In the present study, the CNN was trained on a dataset of about 4000 images of children undergoing dental procedures. The dataset was divided into four levels of pain that range from 0: no pain to 3: severe pain. Two trained researchers with CFCS conducted the classification of the images and high level of agreement was resulted.
Our findings showed that Achydtct has high level of sensitivity, specificity and accuracy (0.87, 0.92 and 0.90, respectively). This means that the developed software can correctly identify children with\without dental injections causing pain. Our findings are in line with previous studies that have validated the use of AI in pain assessment. In a study by Xu et al (2018), an AI-powered system achieved an accuracy of 80% in detecting pain in children after appendectomy procedures [41]. However, our AI software showed higher level of accuracy and this can be attributed to the difference in the pain measure used between the two studies. In the study of Xu et al, they used a 0–10 numerical rating scale (self-report measure of pain) which is considered less accurate than the FLACC scale in children.
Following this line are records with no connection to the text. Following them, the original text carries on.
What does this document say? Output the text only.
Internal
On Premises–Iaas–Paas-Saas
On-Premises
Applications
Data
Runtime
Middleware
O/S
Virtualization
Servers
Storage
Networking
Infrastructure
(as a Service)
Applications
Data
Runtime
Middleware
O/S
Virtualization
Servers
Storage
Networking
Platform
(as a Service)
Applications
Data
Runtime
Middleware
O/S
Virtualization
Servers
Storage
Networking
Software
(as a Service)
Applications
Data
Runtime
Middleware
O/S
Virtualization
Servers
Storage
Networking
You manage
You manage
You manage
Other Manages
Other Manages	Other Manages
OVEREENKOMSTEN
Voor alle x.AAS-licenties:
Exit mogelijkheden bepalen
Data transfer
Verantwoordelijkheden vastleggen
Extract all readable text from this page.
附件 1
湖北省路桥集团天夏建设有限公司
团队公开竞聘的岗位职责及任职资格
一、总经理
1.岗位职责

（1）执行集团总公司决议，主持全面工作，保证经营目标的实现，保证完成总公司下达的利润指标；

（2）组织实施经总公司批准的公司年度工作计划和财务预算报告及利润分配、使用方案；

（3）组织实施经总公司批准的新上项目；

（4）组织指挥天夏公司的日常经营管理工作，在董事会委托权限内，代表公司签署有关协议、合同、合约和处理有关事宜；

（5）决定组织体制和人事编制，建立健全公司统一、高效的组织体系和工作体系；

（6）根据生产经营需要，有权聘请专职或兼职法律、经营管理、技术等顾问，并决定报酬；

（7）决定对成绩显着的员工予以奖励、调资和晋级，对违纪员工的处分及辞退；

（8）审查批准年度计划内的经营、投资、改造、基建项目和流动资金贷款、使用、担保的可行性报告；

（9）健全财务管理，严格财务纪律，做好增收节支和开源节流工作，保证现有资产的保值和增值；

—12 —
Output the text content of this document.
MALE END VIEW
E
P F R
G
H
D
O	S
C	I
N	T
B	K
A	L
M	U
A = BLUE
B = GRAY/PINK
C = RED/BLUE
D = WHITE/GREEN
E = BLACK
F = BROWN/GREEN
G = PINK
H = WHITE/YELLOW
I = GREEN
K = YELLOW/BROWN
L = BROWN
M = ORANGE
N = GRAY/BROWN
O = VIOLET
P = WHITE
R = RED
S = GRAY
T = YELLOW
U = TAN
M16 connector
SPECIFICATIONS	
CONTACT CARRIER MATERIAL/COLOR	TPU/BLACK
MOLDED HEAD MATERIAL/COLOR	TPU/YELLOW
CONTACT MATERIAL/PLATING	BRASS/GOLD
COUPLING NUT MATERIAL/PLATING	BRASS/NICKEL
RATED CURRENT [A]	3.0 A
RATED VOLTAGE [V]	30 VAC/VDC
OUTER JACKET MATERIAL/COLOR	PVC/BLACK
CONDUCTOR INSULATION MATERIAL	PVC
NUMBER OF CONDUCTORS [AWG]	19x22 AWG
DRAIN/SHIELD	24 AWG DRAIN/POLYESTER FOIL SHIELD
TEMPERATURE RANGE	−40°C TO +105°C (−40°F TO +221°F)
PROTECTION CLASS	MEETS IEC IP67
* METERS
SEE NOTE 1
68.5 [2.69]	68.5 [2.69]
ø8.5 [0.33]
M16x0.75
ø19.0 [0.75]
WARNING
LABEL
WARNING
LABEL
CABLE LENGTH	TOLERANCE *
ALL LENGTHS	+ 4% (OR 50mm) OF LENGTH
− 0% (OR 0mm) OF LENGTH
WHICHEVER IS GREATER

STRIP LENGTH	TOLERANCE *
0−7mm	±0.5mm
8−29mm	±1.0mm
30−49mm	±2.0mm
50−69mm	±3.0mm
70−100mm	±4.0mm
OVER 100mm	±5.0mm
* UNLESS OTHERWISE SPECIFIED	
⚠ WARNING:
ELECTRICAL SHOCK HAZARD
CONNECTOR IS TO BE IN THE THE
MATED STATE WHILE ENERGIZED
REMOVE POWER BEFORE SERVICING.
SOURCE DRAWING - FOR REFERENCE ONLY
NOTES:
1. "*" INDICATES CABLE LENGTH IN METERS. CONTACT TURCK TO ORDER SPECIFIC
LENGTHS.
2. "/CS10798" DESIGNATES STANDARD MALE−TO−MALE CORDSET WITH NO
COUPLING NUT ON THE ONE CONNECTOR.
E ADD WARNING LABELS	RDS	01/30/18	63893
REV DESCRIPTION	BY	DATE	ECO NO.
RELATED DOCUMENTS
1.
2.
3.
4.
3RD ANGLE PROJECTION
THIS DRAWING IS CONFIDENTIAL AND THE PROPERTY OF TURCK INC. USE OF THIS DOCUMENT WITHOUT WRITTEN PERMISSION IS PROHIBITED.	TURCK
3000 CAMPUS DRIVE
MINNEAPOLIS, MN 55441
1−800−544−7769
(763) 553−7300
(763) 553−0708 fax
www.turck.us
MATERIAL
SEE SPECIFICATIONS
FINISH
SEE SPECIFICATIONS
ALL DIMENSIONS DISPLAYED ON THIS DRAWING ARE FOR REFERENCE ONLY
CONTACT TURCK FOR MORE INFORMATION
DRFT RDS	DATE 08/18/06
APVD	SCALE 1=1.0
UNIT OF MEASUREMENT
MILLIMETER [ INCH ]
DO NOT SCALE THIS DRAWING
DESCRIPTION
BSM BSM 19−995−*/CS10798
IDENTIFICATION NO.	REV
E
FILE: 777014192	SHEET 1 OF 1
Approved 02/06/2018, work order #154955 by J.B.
Similarly, Wu et al. (2022) reported a higher accuracy rate in detecting children pain from their facial expressions using an AI software analysis system than in assessing the pain by human volunteers [42]. These results suggest that AI-based pain assessment systems have the potential to accurately and reliably detect pain in pediatric patients.
The Kappa coefficient showed that there was an almost perfect agreement between the values of pain level detected by the AI software and by FLACC in each grade of pain intensity. However, the highest kappa value was shown in detecting grade 3 (severe pain). This can be attributed to the increased contraction of facial expression muscles when severe pain is felt, which makes it easier for the AI software to detect the Action units.
The present study found no significant difference in pain assessment between the AI software and the FLACC scale, neither in boys nor in girls. This result can be attributed to the high sensitivity and specificity of the AI software, which has been validated in this study.
Moreover, the lack of difference in pain assessment between boys and girls is consistent with previous studies that have reported no significant sex differences in pain perception among children [43, 44]. This suggests that Achydtct is equally effective in assessing pain in both boys and girls, regardless of potential differences in pain perception.
This paper introduces a novel approach in the field by investigating the use of artificial intelligence to assess pain intensity during local dental anesthetic injections in pediatric patients aged 6–9 years. The innovative aspect lies in the application of machine learning algorithms to analyze facial action units associated with pain, providing an objective and potentially more accurate measure compared to traditional subjective assessments.
The limitation of this study should be mentioned. The study was conducted in a single center, single city, which may not reflect the complexity and variability of pain assessment in different races and cultures. For that reason, further research is needed to validate the Achydtct performance in other settings and with diverse patient populations.